Relationship between service resources Data Proc

Data Proc lets you use distributed data storage and processing for data using Apache Hadoop ecosystem services.

The main entity used in the service is a cluster. It groups together all the resources available in Hadoop, including computing and storage capabilities.

Each cluster consists of subclusters. They integrate hosts that perform identical functions:

  • A subcluster with master hosts (for example, NameNode for HDFS or ResourceManager for YARN).

    Note

    Each cluster may have only one subcluster with master hosts.

  • Subclusters for data storage (for example, DataNode for HDFS).

  • Subclusters for data processing (for example, NodeManager for YARN).

Subclusters for one cluster must reside in the same cloud network and availability zone. Learn more about Yandex.Cloud geography.

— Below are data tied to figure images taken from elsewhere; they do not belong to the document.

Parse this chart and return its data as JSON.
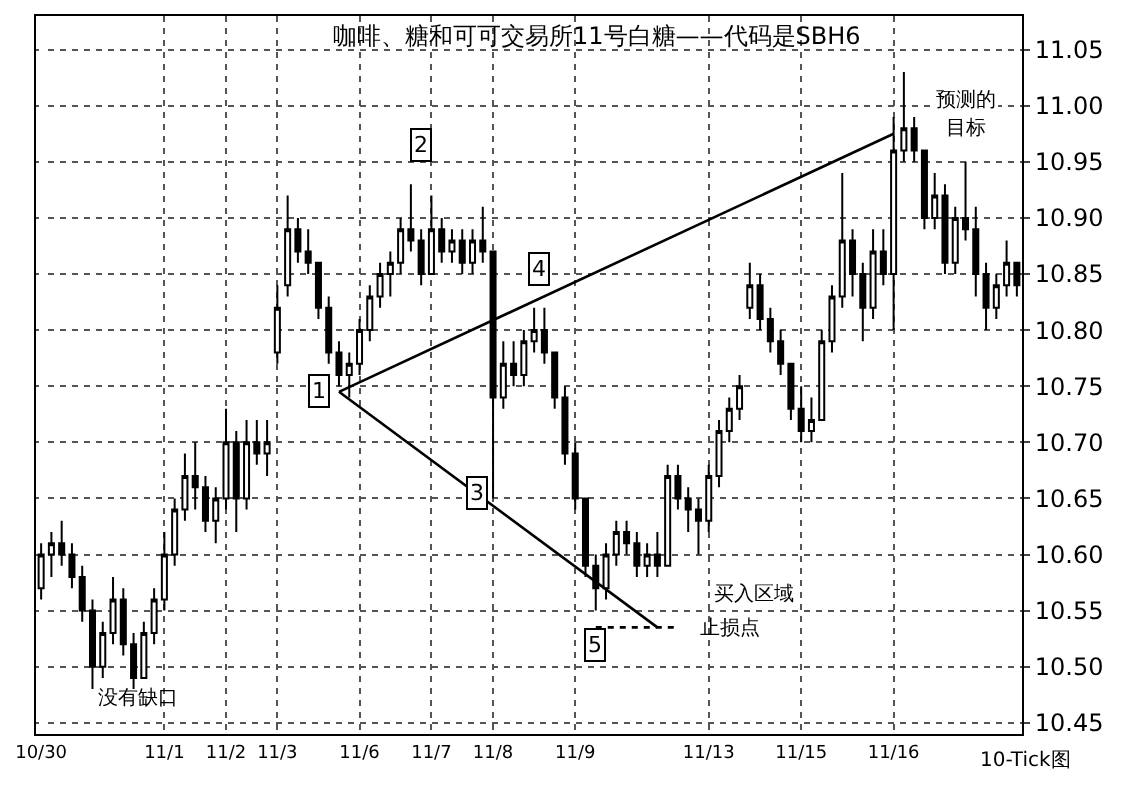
{
  "chart_data": {
    "type": "candlestick",
    "title": "咖啡、糖和可可交易所11号白糖——代码是SBH6",
    "categories": [
      "10/30",
      null,
      null,
      null,
      null,
      null,
      null,
      null,
      null,
      null,
      null,
      null,
      "11/1",
      null,
      null,
      null,
      null,
      null,
      "11/2",
      null,
      null,
      null,
      null,
      "11/3",
      null,
      null,
      null,
      null,
      null,
      null,
      null,
      "11/6",
      null,
      null,
      null,
      null,
      null,
      null,
      "11/7",
      null,
      null,
      null,
      null,
      null,
      "11/8",
      null,
      null,
      null,
      null,
      null,
      null,
      null,
      "11/9",
      null,
      null,
      null,
      null,
      null,
      null,
      null,
      null,
      null,
      null,
      null,
      null,
      "11/13",
      null,
      null,
      null,
      null,
      null,
      null,
      null,
      null,
      "11/15",
      null,
      null,
      null,
      null,
      null,
      null,
      null,
      null,
      "11/16",
      null,
      null,
      null,
      null,
      null,
      null,
      null,
      null,
      null,
      null,
      null,
      null
    ],
    "ohlc": [
      [
        10.57,
        10.61,
        10.56,
        10.6
      ],
      [
        10.6,
        10.62,
        10.58,
        10.61
      ],
      [
        10.61,
        10.63,
        10.59,
        10.6
      ],
      [
        10.6,
        10.61,
        10.57,
        10.58
      ],
      [
        10.58,
        10.59,
        10.54,
        10.55
      ],
      [
        10.55,
        10.56,
        10.48,
        10.5
      ],
      [
        10.5,
        10.54,
        10.49,
        10.53
      ],
      [
        10.53,
        10.58,
        10.52,
        10.56
      ],
      [
        10.56,
        10.57,
        10.51,
        10.52
      ],
      [
        10.52,
        10.53,
        10.48,
        10.49
      ],
      [
        10.49,
        10.54,
        10.49,
        10.53
      ],
      [
        10.53,
        10.57,
        10.52,
        10.56
      ],
      [
        10.56,
        10.62,
        10.55,
        10.6
      ],
      [
        10.6,
        10.65,
        10.59,
        10.64
      ],
      [
        10.64,
        10.69,
        10.63,
        10.67
      ],
      [
        10.67,
        10.7,
        10.64,
        10.66
      ],
      [
        10.66,
        10.67,
        10.62,
        10.63
      ],
      [
        10.63,
        10.66,
        10.61,
        10.65
      ],
      [
        10.65,
        10.73,
        10.64,
        10.7
      ],
      [
        10.7,
        10.71,
        10.62,
        10.65
      ],
      [
        10.65,
        10.72,
        10.64,
        10.7
      ],
      [
        10.7,
        10.72,
        10.68,
        10.69
      ],
      [
        10.69,
        10.72,
        10.67,
        10.7
      ],
      [
        10.78,
        10.84,
        10.77,
        10.82
      ],
      [
        10.84,
        10.92,
        10.83,
        10.89
      ],
      [
        10.89,
        10.9,
        10.86,
        10.87
      ],
      [
        10.87,
        10.89,
        10.85,
        10.86
      ],
      [
        10.86,
        10.86,
        10.81,
        10.82
      ],
      [
        10.82,
        10.83,
        10.77,
        10.78
      ],
      [
        10.78,
        10.79,
        10.75,
        10.76
      ],
      [
        10.76,
        10.78,
        10.74,
        10.77
      ],
      [
        10.77,
        10.81,
        10.76,
        10.8
      ],
      [
        10.8,
        10.84,
        10.79,
        10.83
      ],
      [
        10.83,
        10.86,
        10.82,
        10.85
      ],
      [
        10.85,
        10.87,
        10.83,
        10.86
      ],
      [
        10.86,
        10.9,
        10.85,
        10.89
      ],
      [
        10.89,
        10.93,
        10.87,
        10.88
      ],
      [
        10.88,
        10.89,
        10.84,
        10.85
      ],
      [
        10.85,
        10.92,
        10.85,
        10.89
      ],
      [
        10.89,
        10.9,
        10.86,
        10.87
      ],
      [
        10.87,
        10.89,
        10.86,
        10.88
      ],
      [
        10.88,
        10.89,
        10.85,
        10.86
      ],
      [
        10.86,
        10.89,
        10.85,
        10.88
      ],
      [
        10.88,
        10.91,
        10.86,
        10.87
      ],
      [
        10.87,
        10.87,
        10.65,
        10.74
      ],
      [
        10.74,
        10.79,
        10.73,
        10.77
      ],
      [
        10.77,
        10.79,
        10.75,
        10.76
      ],
      [
        10.76,
        10.8,
        10.75,
        10.79
      ],
      [
        10.79,
        10.82,
        10.78,
        10.8
      ],
      [
        10.8,
        10.82,
        10.77,
        10.78
      ],
      [
        10.78,
        10.78,
        10.73,
        10.74
      ],
      [
        10.74,
        10.75,
        10.68,
        10.69
      ],
      [
        10.69,
        10.7,
        10.64,
        10.65
      ],
      [
        10.65,
        10.65,
        10.58,
        10.59
      ],
      [
        10.59,
        10.6,
        10.55,
        10.57
      ],
      [
        10.57,
        10.61,
        10.56,
        10.6
      ],
      [
        10.6,
        10.63,
        10.59,
        10.62
      ],
      [
        10.62,
        10.63,
        10.6,
        10.61
      ],
      [
        10.61,
        10.62,
        10.58,
        10.59
      ],
      [
        10.59,
        10.61,
        10.58,
        10.6
      ],
      [
        10.6,
        10.62,
        10.58,
        10.59
      ],
      [
        10.59,
        10.68,
        10.59,
        10.67
      ],
      [
        10.67,
        10.68,
        10.64,
        10.65
      ],
      [
        10.65,
        10.66,
        10.62,
        10.64
      ],
      [
        10.64,
        10.65,
        10.6,
        10.63
      ],
      [
        10.63,
        10.68,
        10.62,
        10.67
      ],
      [
        10.67,
        10.72,
        10.66,
        10.71
      ],
      [
        10.71,
        10.74,
        10.7,
        10.73
      ],
      [
        10.73,
        10.76,
        10.72,
        10.75
      ],
      [
        10.82,
        10.86,
        10.81,
        10.84
      ],
      [
        10.84,
        10.85,
        10.8,
        10.81
      ],
      [
        10.81,
        10.82,
        10.78,
        10.79
      ],
      [
        10.79,
        10.8,
        10.76,
        10.77
      ],
      [
        10.77,
        10.77,
        10.72,
        10.73
      ],
      [
        10.73,
        10.75,
        10.7,
        10.71
      ],
      [
        10.71,
        10.74,
        10.7,
        10.72
      ],
      [
        10.72,
        10.8,
        10.72,
        10.79
      ],
      [
        10.79,
        10.84,
        10.78,
        10.83
      ],
      [
        10.83,
        10.94,
        10.82,
        10.88
      ],
      [
        10.88,
        10.89,
        10.83,
        10.85
      ],
      [
        10.85,
        10.86,
        10.79,
        10.82
      ],
      [
        10.82,
        10.89,
        10.81,
        10.87
      ],
      [
        10.87,
        10.89,
        10.84,
        10.85
      ],
      [
        10.85,
        10.99,
        10.8,
        10.96
      ],
      [
        10.96,
        11.03,
        10.95,
        10.98
      ],
      [
        10.98,
        10.99,
        10.95,
        10.96
      ],
      [
        10.96,
        10.96,
        10.89,
        10.9
      ],
      [
        10.9,
        10.94,
        10.89,
        10.92
      ],
      [
        10.92,
        10.93,
        10.85,
        10.86
      ],
      [
        10.86,
        10.91,
        10.85,
        10.9
      ],
      [
        10.9,
        10.95,
        10.88,
        10.89
      ],
      [
        10.89,
        10.91,
        10.83,
        10.85
      ],
      [
        10.85,
        10.86,
        10.8,
        10.82
      ],
      [
        10.82,
        10.85,
        10.81,
        10.84
      ],
      [
        10.84,
        10.88,
        10.83,
        10.86
      ],
      [
        10.86,
        10.86,
        10.83,
        10.84
      ]
    ],
    "color": "#000000",
    "series": [
      {
        "type": "line",
        "color": "#000000",
        "line_style": "solid",
        "values": [
          null,
          null,
          null,
          null,
          null,
          null,
          null,
          null,
          null,
          null,
          null,
          null,
          null,
          null,
          null,
          null,
          null,
          null,
          null,
          null,
          null,
          null,
          null,
          null,
          null,
          null,
          null,
          null,
          null,
          10.745,
          null,
          null,
          null,
          null,
          null,
          null,
          null,
          null,
          null,
          null,
          null,
          null,
          null,
          null,
          null,
          null,
          null,
          null,
          null,
          null,
          null,
          null,
          null,
          null,
          null,
          null,
          null,
          null,
          null,
          null,
          null,
          null,
          null,
          null,
          null,
          null,
          null,
          null,
          null,
          null,
          null,
          null,
          null,
          null,
          null,
          null,
          null,
          null,
          null,
          null,
          null,
          null,
          null,
          10.975,
          null,
          null,
          null,
          null,
          null,
          null,
          null,
          null,
          null,
          null,
          null,
          null
        ]
      },
      {
        "type": "line",
        "color": "#000000",
        "line_style": "solid",
        "values": [
          null,
          null,
          null,
          null,
          null,
          null,
          null,
          null,
          null,
          null,
          null,
          null,
          null,
          null,
          null,
          null,
          null,
          null,
          null,
          null,
          null,
          null,
          null,
          null,
          null,
          null,
          null,
          null,
          null,
          10.745,
          null,
          null,
          null,
          null,
          null,
          null,
          null,
          null,
          null,
          null,
          null,
          null,
          null,
          null,
          null,
          null,
          null,
          null,
          null,
          null,
          null,
          null,
          null,
          null,
          null,
          null,
          null,
          null,
          null,
          null,
          10.535,
          null,
          null,
          null,
          null,
          null,
          null,
          null,
          null,
          null,
          null,
          null,
          null,
          null,
          null,
          null,
          null,
          null,
          null,
          null,
          null,
          null,
          null,
          null,
          null,
          null,
          null,
          null,
          null,
          null,
          null,
          null,
          null,
          null,
          null,
          null
        ]
      },
      {
        "type": "line",
        "color": "#000000",
        "line_style": "dotted",
        "values": [
          null,
          null,
          null,
          null,
          null,
          null,
          null,
          null,
          null,
          null,
          null,
          null,
          null,
          null,
          null,
          null,
          null,
          null,
          null,
          null,
          null,
          null,
          null,
          null,
          null,
          null,
          null,
          null,
          null,
          null,
          null,
          null,
          null,
          null,
          null,
          null,
          null,
          null,
          null,
          null,
          null,
          null,
          null,
          null,
          null,
          null,
          null,
          null,
          null,
          null,
          null,
          null,
          null,
          null,
          10.535,
          null,
          null,
          null,
          null,
          null,
          null,
          null,
          10.535,
          null,
          null,
          null,
          null,
          null,
          null,
          null,
          null,
          null,
          null,
          null,
          null,
          null,
          null,
          null,
          null,
          null,
          null,
          null,
          null,
          null,
          null,
          null,
          null,
          null,
          null,
          null,
          null,
          null,
          null,
          null,
          null,
          null
        ]
      }
    ],
    "annotations": [
      "1",
      "2",
      "3",
      "4",
      "5",
      "预测的",
      "目标",
      "买入区域",
      "止损点",
      "没有缺口",
      "10-Tick图"
    ],
    "ylim": [
      10.44,
      11.08
    ],
    "yticks": [
      10.45,
      {
        "value": 10.5,
        "label": "10.50"
      },
      10.55,
      {
        "value": 10.6,
        "label": "10.60"
      },
      10.65,
      {
        "value": 10.7,
        "label": "10.70"
      },
      10.75,
      {
        "value": 10.8,
        "label": "10.80"
      },
      10.85,
      {
        "value": 10.9,
        "label": "10.90"
      },
      10.95,
      {
        "value": 11.0,
        "label": "11.00"
      },
      11.05
    ],
    "grid": true
  }
}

Hosts in each subcluster are created with the computing power consistent with the specified host class. For a list of available host classes and their characteristics, see Host classes.

For information about network configuration and network access to clusters, see Networks, clusters, and subclusters.

Security

Since a Data Proc cluster can run jobs without directly accessing clusters over SSH, the cluster logs job execution results to an S3 bucket. This is done for the user's convenience. Logging to the bucket is performed under the service account specified during cluster creation. For more information about the concept, go to the Service accounts page.

We recommend using at least two different S3 buckets for the Data Proc cluster:

  1. For the source data that the service account has read-only access to.
  2. For the operation logs and results that the service account has full access to.

This is required to reduce the risk of the source data being unexpectedly modified or deleted.